Uber appelé à faire la transparence sur son algorithme et ses données

Uber appelé à faire la transparence sur son algorithme et ses données

Le service de VTC et de livraison à domicile Uber est attaqué aux Pays-Bas. Un syndicat de chauffeurs et coursiers demande à accéder aux données utilisées par Uber pour prendre ses décisions. Au cœur de la plainte, la transparence des algorithmes des plateformes.

C’est une dure semaine qui s’ouvre pour Uber et son modèle économique basé sur des travailleurs indépendants. Un syndicat de chauffeurs et coursiers, l’App Drivers and Couriers Union (ADCU) poursuit la firme devant la justice des Pays-Bas, où Uber dispose de son siège social.

Les plaignants souhaitent ainsi obtenir la transparence sur le fonctionnement de l’algorithme du service en ligne exploité pour attribué les courses. Pour le syndicat, cette transparence est indispensable pour établir discrimination ou inégalité dans le traitement entre conducteurs.

Des décisions prises sans transparence pour les utilisateurs

Pour Anton Ekker, l’avocat des plaignants, Uber « exerce un contrôle par le biais des données et de la prise de décision automatisée. » Il poursuit : « L’application décide des millions de fois par jour qui recevra quelle course : qui a les bonnes courses, qui a les petites. »

La portée de la plainte va cependant au-delà du seul cas d’Uber. « Le problème est partout. Les algorithmes et les données donnent beaucoup de contrôle, mais les personnes qui y sont soumises n’en sont souvent plus conscientes » insiste l’avocat.

Les chauffeurs plaignants souhaitent donc avoir accès aux données les concernant et permettant à Uber d’établir un profil. Cela comprend notamment les commentaires transmis par les clients.

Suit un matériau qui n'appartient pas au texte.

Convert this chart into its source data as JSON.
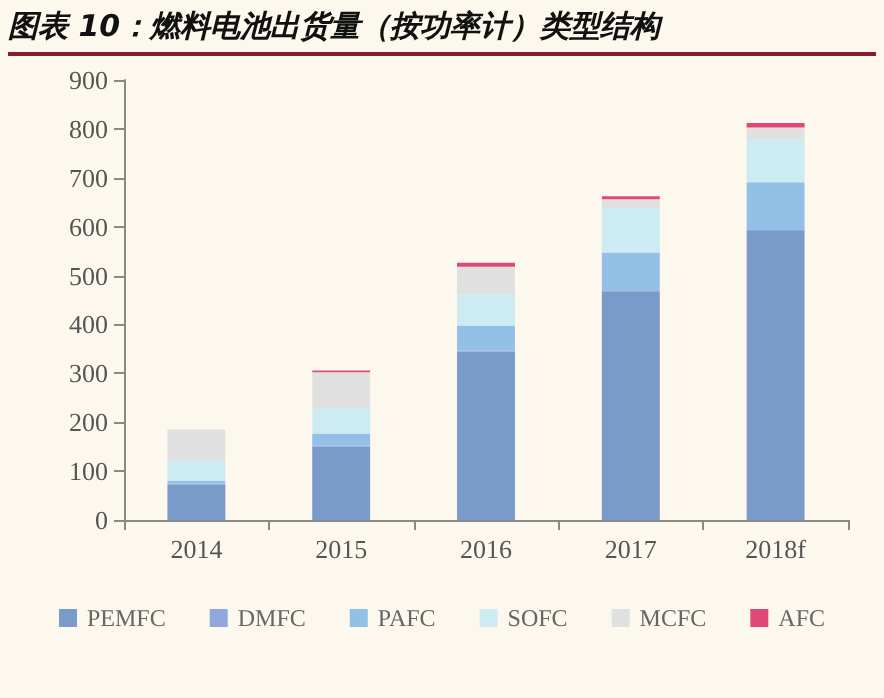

L’ADCU dénonce le secret entourant ces données et leur poids dans les décisions prises par l’application pour affecter les courses. L’organisation considère qu’Uber est dans l’obligation de transmettre ces données dans le cadre du RGPD.

Les chauffeurs réclament l’accès aux données de profilage

Les plaignants demandent ainsi à accéder aux profils détaillés des chauffeurs, aux commentaires des salariés d’Uber les concernant et à la façon dont sont traitées plus d’une vingtaine de catégories de données recueillies par la firme.

« Uber collecte de grandes quantités de données qui fournissent une image très précise de, entre autres, l’utilisation de l’application Uber driver, la localisation et le comportement de conduite du conducteur, la communication avec les clients et le service d’assistance Uber » détaille la plainte.

Un autre dossier brulant attend cependant Uber cette semaine. L’entreprise conteste devant la plus haute juridiction britannique une décision attribuant à deux chauffeurs le statut de salariés.

Ce jugement reconnaît aux travailleurs indépendants le droit à un salaire minimum et aux congés payés. Si cette décision devait faire jurisprudence, elle menacerait le modèle économique d’Uber – et d’autres plateformes en ligne.